Almond received his PhD in political science in 1938 from the University of Chicago, where he studied with Charles Merriam and Harold Lasswell, two of the main representatives of what became known as the Chicago School of Political Science. After teaching at Brooklyn College (now part of City University of New York) and working for the U.S. government during World War II (1939–1945), Almond returned to academia and taught at Yale University (1946–1950, 1959–1963), Princeton University (1950–1959), and Stanford University (1963–1976).
Almond’s most important work consisted of a series of publications, starting in the mid-1950s, in which he formulated a structural-functional approach to the study of political development. He saw the political system as comprised of structures, such as political parties, legislatures, and bureaucracies, which performed distinct functions, such as articulating and aggregating the preferences of citizens, making and implementing public policy, and maintaining overall political stability. Drawing on the distinction between structures and functions, he developed a broad typology of varieties of democratic and nondemocratic political systems. This framework was applied by many researchers to developing countries in Latin America and particularly to the countries of Asia and Africa that achieved independence following World War II.

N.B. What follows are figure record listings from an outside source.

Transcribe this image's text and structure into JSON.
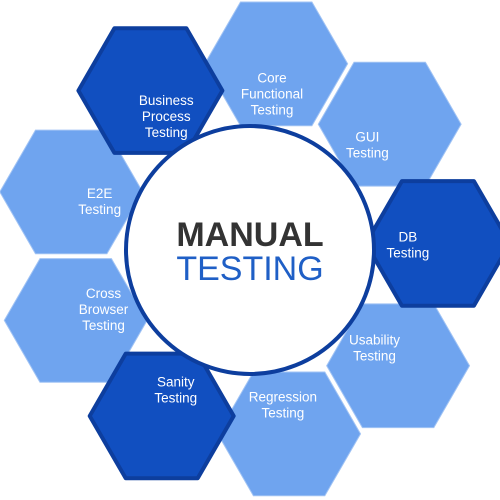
{
  "center": {
    "title": "MANUAL",
    "subtitle": "TESTING",
    "title_color": "#333333",
    "subtitle_color": "#1f5fc6"
  },
  "palette": {
    "light": "#4f90ec",
    "dark": "#114fc0",
    "outline": "#0d3e9e"
  },
  "segments": [
    {
      "id": "core-functional-testing",
      "lines": [
        "Core",
        "Functional",
        "Testing"
      ],
      "style": "light"
    },
    {
      "id": "gui-testing",
      "lines": [
        "GUI",
        "Testing"
      ],
      "style": "light"
    },
    {
      "id": "db-testing",
      "lines": [
        "DB",
        "Testing"
      ],
      "style": "dark"
    },
    {
      "id": "usability-testing",
      "lines": [
        "Usability",
        "Testing"
      ],
      "style": "light"
    },
    {
      "id": "regression-testing",
      "lines": [
        "Regression",
        "Testing"
      ],
      "style": "light"
    },
    {
      "id": "sanity-testing",
      "lines": [
        "Sanity",
        "Testing"
      ],
      "style": "dark"
    },
    {
      "id": "cross-browser-testing",
      "lines": [
        "Cross",
        "Browser",
        "Testing"
      ],
      "style": "light"
    },
    {
      "id": "e2e-testing",
      "lines": [
        "E2E",
        "Testing"
      ],
      "style": "light"
    },
    {
      "id": "business-process-testing",
      "lines": [
        "Business",
        "Process",
        "Testing"
      ],
      "style": "dark"
    }
  ]
}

Almond also wrote a pioneering book on political culture. The Civic Culture (1963), coauthored with Sidney Verba, was a path breaking work that demonstrated the potential of comparative studies using survey research. It distinguished three kinds of citizen orientation toward politics: parochial, subject, and participant. It argued that a civic culture, composed of a balanced mixture of individuals from all three orientations, was the most conducive to democracy.
Later in his career, in Crisis, Choice, and Change (1973), Almond sought to develop an integrated theory of political change by combining his structural-functional approach with other approaches that put more emphasis on the role of political leaders, choice, and contingency. The goal of this work, he wrote, was to connect the theory of statics provided by a structural-functional approach to a theory of dynamics.
Almond became a professor emeritus at Stanford in 1976 and continued to write and publish. His later research included works on the intellectual history of, and the ongoing debates within, political science and comparative politics. Almond’s prolific career spanned seven decades, and his achievements were well recognized. Among other things, he was elected to the American Academy of Arts and Sciences in 1961, served as president of the American Political Science Association in 1965 to 1966, and was elected to the National Academy of Sciences in 1977.
Bibliography:
- Almond, Gabriel A. A Discipline Divided: Schools and Sects in Political Science. Newbury Park, Calif.: Sage, 1990.
- Almond, Gabriel A., and James S. Coleman, eds. The Politics of the Developing Areas. Princeton, N.J.: Princeton University Press, 1960.
- Almond, Gabriel A., Scott C. Flanagan, and Robert J. Mundt, eds. Crisis, Choice, and Change: Historical Studies of Political Development. Boston: Little, Brown, 1973.
- Almond, Gabriel A., and G. Bingham Powell Jr. Comparative Politics: Systems, Processes, and Policy. Boston: Little, Brown, 1978.
- Almond, Gabriel A., and Sidney Verba. The Civic Culture; Political Attitudes and Democracy in Five Nations. Princeton, N.J.: Princeton University Press, 1963.
- Munck, Gerardo L., and Richard Snyder. Passion, Craft, and Method in Comparative Politics. Baltimore: Johns Hopkins University Press, 2007.